Publicacao/Comunicacao
Intimação - decisão
RETORNO DOS AUTOS PARA O EXERCÍCIO DE EVENTUAL JUÍZO DE RETRATAÇÃO. ARTIGO 1.030, II, DO CPC. I - EMBARGOS DE DECLARAÇÃO. TERCEIRIZAÇÃO. RESPONSABILIDADE SUBSIDIÁRIA. ENTE PÚBLICO. TOMADOR DE SERVIÇOS. ÔNUS DA PROVA. TEMA 1.118 DA TABELA DE REPERCUSSÃO GERAL. Embargos de declaração acolhidos para, imprimindo efeito modificativo ao julgado, determinar o processamento do agravo e examinar a controvérsia sob o novo enfoque do STF estabelecido no julgamento do RE 1.298.647 - TEMA 1.118. Juízo de retratação que se exerce. Embargos de declaração acolhidos, imprimindo efeito modificativo ao julgado. II - AGRAVO EM AGRAVO DE INSTRUMENTO. TERCEIRIZAÇÃO. RESPONSABILIDADE SUBSIDIÁRIA. ENTE PÚBLICO. TOMADOR DE SERVIÇOS. ÔNUS DA PROVA. TEMA 1.118 DA TABELA DE REPERCUSSÃO GERAL. Em face de decisão do STF, no julgamento do RE 1.298.647 - Tema 1.118, deve ser provido o apelo. Agravo provido.

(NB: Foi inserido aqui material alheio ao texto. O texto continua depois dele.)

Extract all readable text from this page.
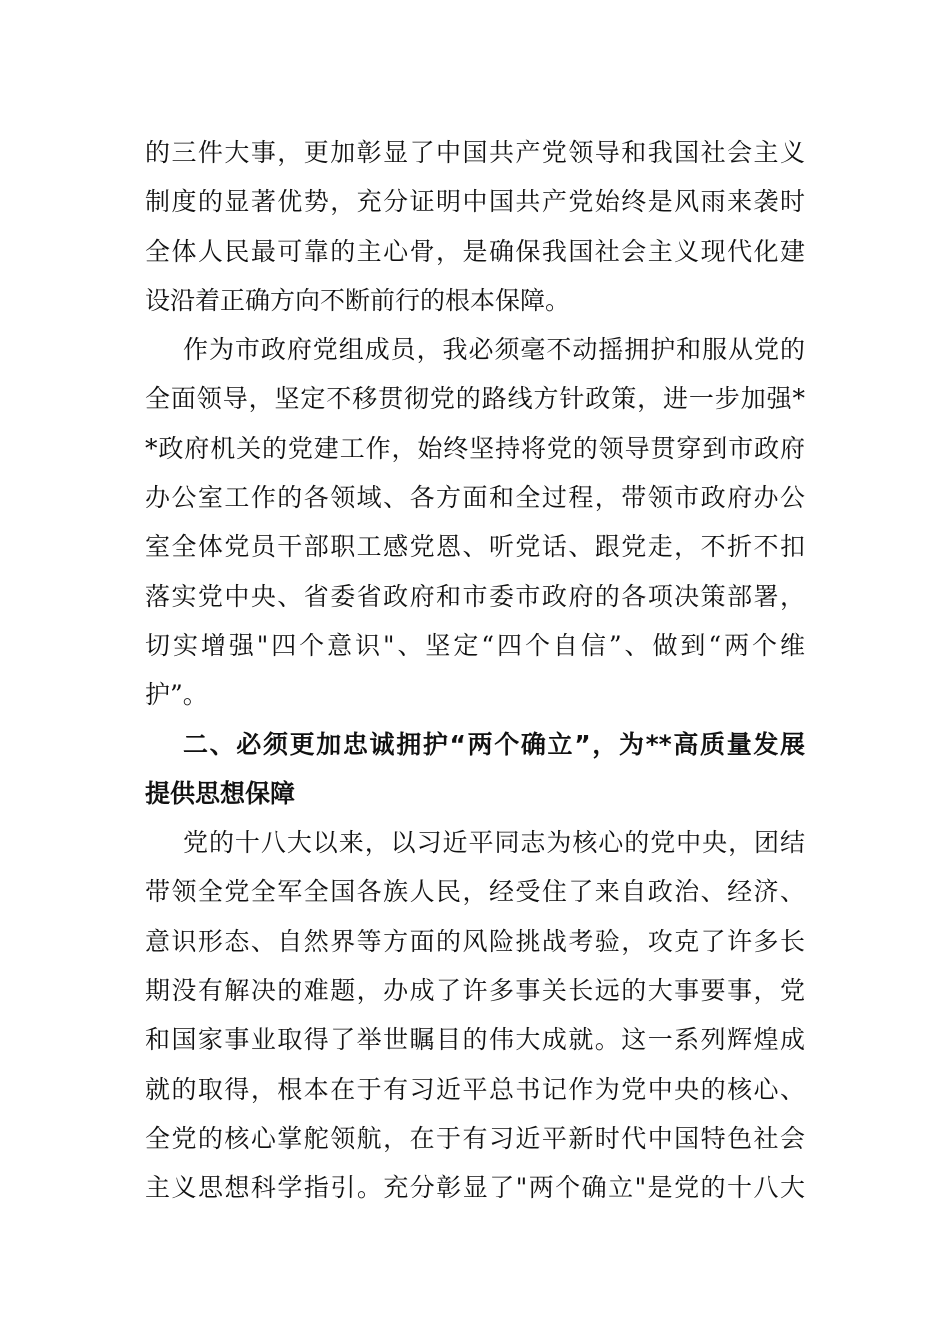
的三件大事，更加彰显了中国共产党领导和我国社会主义
制度的显著优势，充分证明中国共产党始终是风雨来袭时
全体人民最可靠的主心骨，是确保我国社会主义现代化建
设沿着正确方向不断前行的根本保障。
作为市政府党组成员，我必须毫不动摇拥护和服从党的
全面领导，坚定不移贯彻党的路线方针政策，进一步加强*
*政府机关的党建工作，始终坚持将党的领导贯穿到市政府
办公室工作的各领域、各方面和全过程，带领市政府办公
室全体党员干部职工感党恩、听党话、跟党走，不折不扣
落实党中央、省委省政府和市委市政府的各项决策部署，
切实增强"四个意识"、坚定“四个自信”、做到“两个维
护”。
二、必须更加忠诚拥护“两个确立”，为**高质量发展
提供思想保障
党的十八大以来，以习近平同志为核心的党中央，团结
带领全党全军全国各族人民，经受住了来自政治、经济、
意识形态、自然界等方面的风险挑战考验，攻克了许多长
期没有解决的难题，办成了许多事关长远的大事要事，党
和国家事业取得了举世瞩目的伟大成就。这一系列辉煌成
就的取得，根本在于有习近平总书记作为党中央的核心、
全党的核心掌舵领航，在于有习近平新时代中国特色社会
主义思想科学指引。充分彰显了"两个确立"是党的十八大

III - RECURSO DE REVISTA INTERPOSTO PELA RECLAMANTE. TERCEIRIZAÇÃO. RESPONSABILIDADE SUBSIDIÁRIA. ENTE PÚBLICO. TOMADOR DE SERVIÇOS. ÔNUS DA PROVA. TEMA 1.118 DA TABELA DE REPERCUSSÃO GERAL. Com relação ao ônus da prova na responsabilidade subsidiária da Administração Pública pelos encargos trabalhistas oriundos do inadimplemento da prestadora de serviços contratada, o STF, no julgamento do RE 1.298.647 (Tema 1.118), fixou a tese de que "Não há responsabilidade subsidiária da administração pública por encargos trabalhistas gerados pelo inadimplemento de empresa prestadora de serviços contratada, se amparada exclusivamente na premissa da inversão do ônus da prova, remanescendo imprescindível a comprovação, pela parte autora, da efetiva existência de comportamento negligente". Portanto, a responsabilidade subsidiária da Administração Pública não pode ser declarada exclusivamente sob a perspectiva da inversão do ônus da prova para o ente público. No caso em exame, o TRT concluiu pela ausência de responsabilidade subsidiária do Ente Público, ao entender que competia à parte reclamante o ônus de comprovar a fiscalização do contrato de prestação de serviços. Nesse contexto, verifica-se que a decisão regional está em harmonia com a tese vinculante estabelecida pelo STF no julgamento do RE 1.298.647 (Tema 1.118). Recurso de revista de que não se conhece.
Vistos, relatados e discutidos estes autos de Embargos de Declaração em Agravo em Recurso de Revista nº TST-ED-Ag-RR-10549-27.2021.5.03.0163, em que é Recorrente VIBRA ENERGIA S.A. e são Recorridas ISABELA TEIXEIRA DA SILVA e LABORATTI ENGENHARIA LTDA - ME.
Esta 2ª Turma, em decisão anterior, decidiu negar provimento ao agravo do segundo reclamado interposto contra decisão que havia dado provimento ao recurso de revista da reclamante, reconhecendo a responsabilidade subsidiária do ente público.
O segundo reclamado, então, interpôs recurso extraordinário somente quanto ao tema "responsabilidade subsidiária. Ente público. Tomador de serviços. Ônus da prova".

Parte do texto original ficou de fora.